Submarine was my most anticipated film of the year. I’m a massive fan of writer/director/comedian Richard Ayoade (Garth Merenghi’s Darkplace; The IT Crowd; The Mighty Boosh) whose previous directorial outings included a bunch of memorable music videos which ranged from the bizarre to the sublime. Ayoade’s feature film debut most closely resembles the ambition and kitchy coolness of that latter video in a manner that will surely polarize discerning filmgoers.

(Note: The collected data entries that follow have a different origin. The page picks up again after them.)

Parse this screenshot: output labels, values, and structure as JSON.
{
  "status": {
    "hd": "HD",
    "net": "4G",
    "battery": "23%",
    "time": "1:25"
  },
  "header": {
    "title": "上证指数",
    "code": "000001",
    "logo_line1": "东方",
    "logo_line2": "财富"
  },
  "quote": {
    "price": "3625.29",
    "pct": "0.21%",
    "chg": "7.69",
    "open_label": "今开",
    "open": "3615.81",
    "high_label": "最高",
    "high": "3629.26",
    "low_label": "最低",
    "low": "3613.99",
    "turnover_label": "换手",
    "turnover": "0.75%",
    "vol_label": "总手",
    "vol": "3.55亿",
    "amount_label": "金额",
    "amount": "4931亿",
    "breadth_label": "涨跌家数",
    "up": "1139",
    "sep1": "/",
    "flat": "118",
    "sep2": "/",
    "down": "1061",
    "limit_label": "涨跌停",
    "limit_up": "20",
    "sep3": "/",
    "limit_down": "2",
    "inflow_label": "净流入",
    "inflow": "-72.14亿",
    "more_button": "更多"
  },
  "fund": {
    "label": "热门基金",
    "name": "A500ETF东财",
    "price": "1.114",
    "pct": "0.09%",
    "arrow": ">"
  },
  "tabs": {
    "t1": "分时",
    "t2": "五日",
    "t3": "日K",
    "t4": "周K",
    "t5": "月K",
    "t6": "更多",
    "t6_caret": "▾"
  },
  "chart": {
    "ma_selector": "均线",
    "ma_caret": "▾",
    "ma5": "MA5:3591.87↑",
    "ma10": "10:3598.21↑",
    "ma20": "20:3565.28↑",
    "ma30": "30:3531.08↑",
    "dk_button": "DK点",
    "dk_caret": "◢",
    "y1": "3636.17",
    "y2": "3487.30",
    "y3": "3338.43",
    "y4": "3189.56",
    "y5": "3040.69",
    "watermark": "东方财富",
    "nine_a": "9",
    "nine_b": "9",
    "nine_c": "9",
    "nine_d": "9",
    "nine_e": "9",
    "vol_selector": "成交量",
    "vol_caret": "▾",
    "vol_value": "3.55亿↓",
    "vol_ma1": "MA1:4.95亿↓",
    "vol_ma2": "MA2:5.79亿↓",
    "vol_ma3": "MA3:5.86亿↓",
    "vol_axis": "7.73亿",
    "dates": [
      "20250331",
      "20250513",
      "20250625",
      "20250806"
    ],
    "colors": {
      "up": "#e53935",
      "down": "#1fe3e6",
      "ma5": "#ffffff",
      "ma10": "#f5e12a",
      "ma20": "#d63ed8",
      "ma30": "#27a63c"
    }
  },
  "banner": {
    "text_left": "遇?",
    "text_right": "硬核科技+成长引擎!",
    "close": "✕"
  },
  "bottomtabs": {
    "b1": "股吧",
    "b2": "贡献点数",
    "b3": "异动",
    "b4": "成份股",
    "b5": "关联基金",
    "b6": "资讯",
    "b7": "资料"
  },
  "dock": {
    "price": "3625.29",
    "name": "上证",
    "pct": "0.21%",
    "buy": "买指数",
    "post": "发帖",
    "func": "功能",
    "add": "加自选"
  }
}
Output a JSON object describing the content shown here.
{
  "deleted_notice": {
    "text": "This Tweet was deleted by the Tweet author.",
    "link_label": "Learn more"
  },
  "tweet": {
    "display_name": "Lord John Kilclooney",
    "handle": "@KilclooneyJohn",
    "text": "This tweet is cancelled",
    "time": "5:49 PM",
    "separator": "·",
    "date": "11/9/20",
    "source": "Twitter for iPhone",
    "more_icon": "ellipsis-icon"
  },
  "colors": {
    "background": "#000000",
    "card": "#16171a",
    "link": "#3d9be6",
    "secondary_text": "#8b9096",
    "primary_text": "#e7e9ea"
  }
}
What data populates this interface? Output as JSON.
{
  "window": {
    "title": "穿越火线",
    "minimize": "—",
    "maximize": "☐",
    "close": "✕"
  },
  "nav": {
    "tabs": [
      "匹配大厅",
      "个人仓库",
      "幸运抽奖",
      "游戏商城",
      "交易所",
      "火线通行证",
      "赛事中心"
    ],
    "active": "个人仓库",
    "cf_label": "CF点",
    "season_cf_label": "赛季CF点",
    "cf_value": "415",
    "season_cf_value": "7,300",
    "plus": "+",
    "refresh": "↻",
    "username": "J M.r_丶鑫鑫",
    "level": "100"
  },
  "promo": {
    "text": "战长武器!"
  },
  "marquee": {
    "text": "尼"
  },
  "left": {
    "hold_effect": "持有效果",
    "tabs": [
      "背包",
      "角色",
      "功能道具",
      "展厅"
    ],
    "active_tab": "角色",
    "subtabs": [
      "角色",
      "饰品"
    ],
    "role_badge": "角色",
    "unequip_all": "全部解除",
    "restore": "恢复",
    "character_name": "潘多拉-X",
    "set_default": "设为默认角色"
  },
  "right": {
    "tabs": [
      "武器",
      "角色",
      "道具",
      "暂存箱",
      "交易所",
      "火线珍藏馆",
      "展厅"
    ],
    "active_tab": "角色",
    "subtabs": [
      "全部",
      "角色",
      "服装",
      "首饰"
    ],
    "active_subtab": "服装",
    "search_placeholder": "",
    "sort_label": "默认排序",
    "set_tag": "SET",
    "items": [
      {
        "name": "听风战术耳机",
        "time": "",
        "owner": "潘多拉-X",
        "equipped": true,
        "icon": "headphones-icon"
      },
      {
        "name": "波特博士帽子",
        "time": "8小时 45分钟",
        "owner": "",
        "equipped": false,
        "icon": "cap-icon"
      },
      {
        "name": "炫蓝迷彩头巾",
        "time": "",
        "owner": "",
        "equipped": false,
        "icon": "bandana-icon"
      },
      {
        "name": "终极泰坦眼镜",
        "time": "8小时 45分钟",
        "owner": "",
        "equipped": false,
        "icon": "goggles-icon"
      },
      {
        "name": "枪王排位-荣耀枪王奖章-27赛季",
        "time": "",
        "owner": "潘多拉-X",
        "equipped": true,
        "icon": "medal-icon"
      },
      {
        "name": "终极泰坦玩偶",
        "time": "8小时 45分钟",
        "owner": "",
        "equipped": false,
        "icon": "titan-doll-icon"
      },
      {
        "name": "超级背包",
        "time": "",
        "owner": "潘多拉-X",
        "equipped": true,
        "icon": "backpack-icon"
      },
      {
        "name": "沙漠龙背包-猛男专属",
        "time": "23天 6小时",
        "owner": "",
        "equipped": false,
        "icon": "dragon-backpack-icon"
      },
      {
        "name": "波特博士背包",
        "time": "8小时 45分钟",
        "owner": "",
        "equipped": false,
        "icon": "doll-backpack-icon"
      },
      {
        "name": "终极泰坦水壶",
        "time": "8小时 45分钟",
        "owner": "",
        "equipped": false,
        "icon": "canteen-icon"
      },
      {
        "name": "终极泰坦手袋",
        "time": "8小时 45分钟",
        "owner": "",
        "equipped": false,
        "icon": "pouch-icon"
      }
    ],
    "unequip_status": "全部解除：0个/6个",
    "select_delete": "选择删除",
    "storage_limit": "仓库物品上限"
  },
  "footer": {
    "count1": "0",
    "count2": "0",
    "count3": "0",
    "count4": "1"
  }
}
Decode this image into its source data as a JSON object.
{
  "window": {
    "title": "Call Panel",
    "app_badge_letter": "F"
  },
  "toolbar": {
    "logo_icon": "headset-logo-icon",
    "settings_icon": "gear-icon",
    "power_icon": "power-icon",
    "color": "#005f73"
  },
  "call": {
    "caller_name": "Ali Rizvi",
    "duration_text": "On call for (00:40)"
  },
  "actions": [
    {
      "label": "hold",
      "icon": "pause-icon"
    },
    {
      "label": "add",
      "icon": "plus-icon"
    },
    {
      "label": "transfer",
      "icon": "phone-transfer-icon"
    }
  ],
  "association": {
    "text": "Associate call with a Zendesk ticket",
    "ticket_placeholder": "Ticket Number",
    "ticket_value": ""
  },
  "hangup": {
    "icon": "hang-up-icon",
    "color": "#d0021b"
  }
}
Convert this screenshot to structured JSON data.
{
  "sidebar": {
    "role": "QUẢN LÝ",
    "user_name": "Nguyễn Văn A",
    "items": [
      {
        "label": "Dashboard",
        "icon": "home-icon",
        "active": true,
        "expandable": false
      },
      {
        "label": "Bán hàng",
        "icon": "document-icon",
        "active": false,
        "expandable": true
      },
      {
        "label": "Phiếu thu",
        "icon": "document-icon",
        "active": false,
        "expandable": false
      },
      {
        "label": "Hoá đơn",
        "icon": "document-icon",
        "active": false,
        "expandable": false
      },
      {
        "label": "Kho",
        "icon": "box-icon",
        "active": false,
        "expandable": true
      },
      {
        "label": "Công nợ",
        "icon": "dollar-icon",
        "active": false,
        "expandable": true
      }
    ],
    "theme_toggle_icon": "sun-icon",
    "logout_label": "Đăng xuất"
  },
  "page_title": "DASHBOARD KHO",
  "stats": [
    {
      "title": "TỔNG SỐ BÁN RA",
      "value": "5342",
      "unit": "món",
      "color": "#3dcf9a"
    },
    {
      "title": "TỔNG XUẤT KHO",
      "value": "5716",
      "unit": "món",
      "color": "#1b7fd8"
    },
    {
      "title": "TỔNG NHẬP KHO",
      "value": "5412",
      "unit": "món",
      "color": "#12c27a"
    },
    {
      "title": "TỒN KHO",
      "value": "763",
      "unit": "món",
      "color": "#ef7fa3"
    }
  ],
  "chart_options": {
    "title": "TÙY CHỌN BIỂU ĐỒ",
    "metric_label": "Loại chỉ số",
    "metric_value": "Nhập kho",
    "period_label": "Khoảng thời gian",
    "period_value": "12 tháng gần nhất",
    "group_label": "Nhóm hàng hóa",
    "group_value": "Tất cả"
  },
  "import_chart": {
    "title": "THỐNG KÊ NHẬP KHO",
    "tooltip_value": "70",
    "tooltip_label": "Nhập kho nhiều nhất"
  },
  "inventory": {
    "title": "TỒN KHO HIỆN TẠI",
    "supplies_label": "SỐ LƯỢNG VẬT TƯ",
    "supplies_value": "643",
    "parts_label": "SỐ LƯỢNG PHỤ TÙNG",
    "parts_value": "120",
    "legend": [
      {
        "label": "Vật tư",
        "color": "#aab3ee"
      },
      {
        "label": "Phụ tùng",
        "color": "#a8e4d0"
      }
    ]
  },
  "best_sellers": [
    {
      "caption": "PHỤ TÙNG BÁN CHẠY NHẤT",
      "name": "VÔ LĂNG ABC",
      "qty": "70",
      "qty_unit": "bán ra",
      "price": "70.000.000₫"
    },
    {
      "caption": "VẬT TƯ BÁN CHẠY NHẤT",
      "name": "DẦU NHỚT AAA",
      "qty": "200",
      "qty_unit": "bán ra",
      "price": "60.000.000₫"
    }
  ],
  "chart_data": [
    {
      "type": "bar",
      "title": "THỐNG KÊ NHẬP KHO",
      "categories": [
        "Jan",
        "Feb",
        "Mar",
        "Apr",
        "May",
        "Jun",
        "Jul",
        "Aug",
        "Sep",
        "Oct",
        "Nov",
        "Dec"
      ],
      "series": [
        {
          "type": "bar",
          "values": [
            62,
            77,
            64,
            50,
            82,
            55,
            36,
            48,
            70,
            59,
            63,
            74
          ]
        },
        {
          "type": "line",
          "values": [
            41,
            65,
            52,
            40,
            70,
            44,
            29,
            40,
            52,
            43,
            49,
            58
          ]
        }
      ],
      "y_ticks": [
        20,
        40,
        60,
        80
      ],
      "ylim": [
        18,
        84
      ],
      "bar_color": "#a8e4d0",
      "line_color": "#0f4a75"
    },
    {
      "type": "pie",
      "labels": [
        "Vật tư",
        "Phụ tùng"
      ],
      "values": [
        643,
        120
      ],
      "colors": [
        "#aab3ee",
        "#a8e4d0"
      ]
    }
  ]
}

15-year-old virgin Oliver Tate lives in a small, picturesque town in Wales that is populated by quirky eccentrics. Oliver is the type of wise-beyond-his-years character that reads the encyclopedia for fun, has a “word of the day”, and thinks it’s helpful to give a bullied young girl a self-penned pamphlet on how to break the cycle of abuse. He’s a bit of a dick, really. His parents include a neurotic mother (Sally Hawkins) and a depressive marine biologist father (Noah Taylor). Oliver falls for a girl, puts up with his parents, and spies on his mullet-sporting psychic ninja neighbor (Paddy Considine). He does all of this with a sense of wonder that makes even his most subtle entries into adulthood feel like adventures both devastating and grand.
Ayoade piles on the quirk through Super 8 footage, oblique narration, and an overwhelming amount of cuts and camera movement. Comparisons to Rushmore or the style of Wes Anderson in general are predictable and justified, thus the film owes a large debt to the French New Wave. Submarine will seem derivatively pointless to some and gorgeously charming to others. I know better than to like this movie, but I just can’t help it.
Submarine opens today at the Ritz at the Bourse.